Whilst European countries continue to roll out new distance based truck toll systems (with 3 under development and 6 in operation), and US states progressing at various paces VMT, the announcement that Russia will be introducing a distance based toll system on federal highways changes the entire scale of heavy vehicle road pricing.
According to ITS International, the Russian Ministry of Transport has prepared a draft law to require all commercial vehicles over 12 tons to pay for the use of Federal Highways on a per km basis. The report indicates that a single operator will be set up, it will ensure all vehicles are equipped with the necessary On Board Unit (OBU) and will use the Russian GLONASS GNSS system (originally the Soviet response to GPS, but now getting substantial investment as an alternative by the Russian Government). The report suggests that the price per km would be at least US$0.11. This is cheap compared to the minimum rate charged in Germany of around US$0.17 per km and New Zealand of US$0.20. Still, there is plenty of scope to have a wider range of charges.

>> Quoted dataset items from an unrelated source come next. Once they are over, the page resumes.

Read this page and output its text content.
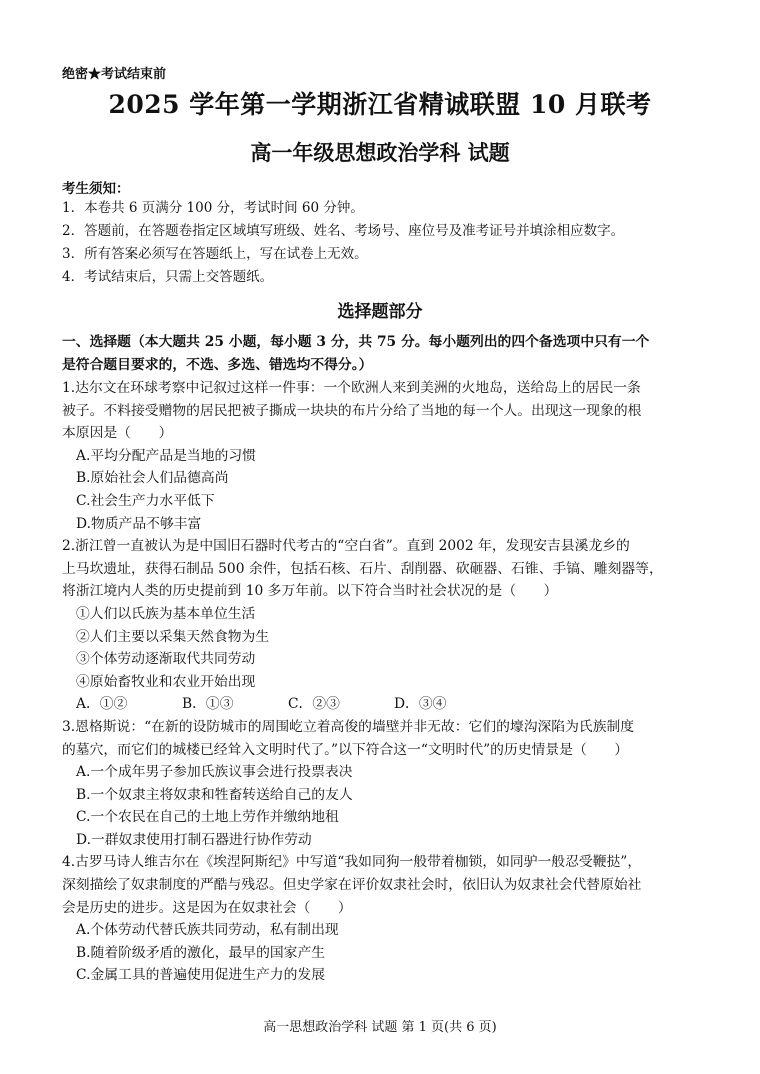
绝密★考试结束前
2025 学年第一学期浙江省精诚联盟 10 月联考
高一年级思想政治学科 试题
考生须知：
1．本卷共 6 页满分 100 分，考试时间 60 分钟。
2．答题前，在答题卷指定区域填写班级、姓名、考场号、座位号及准考证号并填涂相应数字。
3．所有答案必须写在答题纸上，写在试卷上无效。
4．考试结束后，只需上交答题纸。
选择题部分
一、选择题（本大题共 25 小题，每小题 3 分，共 75 分。每小题列出的四个备选项中只有一个
是符合题目要求的，不选、多选、错选均不得分。）
1.达尔文在环球考察中记叙过这样一件事：一个欧洲人来到美洲的火地岛，送给岛上的居民一条
被子。不料接受赠物的居民把被子撕成一块块的布片分给了当地的每一个人。出现这一现象的根
本原因是（　　）
A.平均分配产品是当地的习惯
B.原始社会人们品德高尚
C.社会生产力水平低下
D.物质产品不够丰富
2.浙江曾一直被认为是中国旧石器时代考古的“空白省”。直到 2002 年，发现安吉县溪龙乡的
上马坎遗址，获得石制品 500 余件，包括石核、石片、刮削器、砍砸器、石锥、手镐、雕刻器等，
将浙江境内人类的历史提前到 10 多万年前。以下符合当时社会状况的是（　　）
①人们以氏族为基本单位生活
②人们主要以采集天然食物为生
③个体劳动逐渐取代共同劳动
④原始畜牧业和农业开始出现
A．①②	B．①③	C．②③	D．③④
3.恩格斯说：“在新的设防城市的周围屹立着高俊的墙壁并非无故：它们的壕沟深陷为氏族制度
的墓穴，而它们的城楼已经耸入文明时代了。”以下符合这一“文明时代”的历史情景是（　　）
A.一个成年男子参加氏族议事会进行投票表决
B.一个奴隶主将奴隶和牲畜转送给自己的友人
C.一个农民在自己的土地上劳作并缴纳地租
D.一群奴隶使用打制石器进行协作劳动
4.古罗马诗人维吉尔在《埃涅阿斯纪》中写道“我如同狗一般带着枷锁，如同驴一般忍受鞭挞”，
深刻描绘了奴隶制度的严酷与残忍。但史学家在评价奴隶社会时，依旧认为奴隶社会代替原始社
会是历史的进步。这是因为在奴隶社会（　　）
A.个体劳动代替氏族共同劳动，私有制出现
B.随着阶级矛盾的激化，最早的国家产生
C.金属工具的普遍使用促进生产力的发展
高一思想政治学科 试题 第 1 页(共 6 页)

Another report suggests that net income (after capital and operating costs) will be about US$12.77 billion per annum. The assumption appears to be that the charge is additional, and wont replace any existing taxes. This is substantial, but without immediate access to figures of annual vehicle kms, the picture is not entirely clear as of yet.
It appears Siemens is in partnership with NIS GLONASS to progress the project (although this report misconstrues it completely). The long term goal is for all main roads to be charged and all vehicles to be subject to the charge. When you consider the scale of this, it is seriously ambitious. There are over 5 million trucks registered in Russia, but only a fraction of those are over 12 tons. Around 200 billion ton/km of freight are moved by road in Russia every year. About 72% of trucks sold in Russia are Russian made.
Comment
It is fairly obvious that distances in Russia are on a scale and extent that beats any other country, but also that highway maintenance can be extremely expensive, particularly when traffic densities are low and so fixed costs are a high proportion of all costs.
The logistics of getting vehicles installed will be enormous, and I would suggest that requiring it of newly registered vehicles first would be a good start, with existing registrations required to be installed as registration dates come due.
Undoubtedly if Siemens is responsible for this, it will be one of the grandest projects of its kind in the world. If this is extended to all main roads, as is the intention (and will be necessary in cities to avoid traffic diversion) then it will be a grand scale operation. The payment systems and the communications systems needed (given the dearth of mobile phone coverage in parts of the country) will be interesting. It will be evene more interesting if the talk of it being extended to ALL vehicles happens, although I suspect issues of privacy will come to the fore for fairly obvious reasons.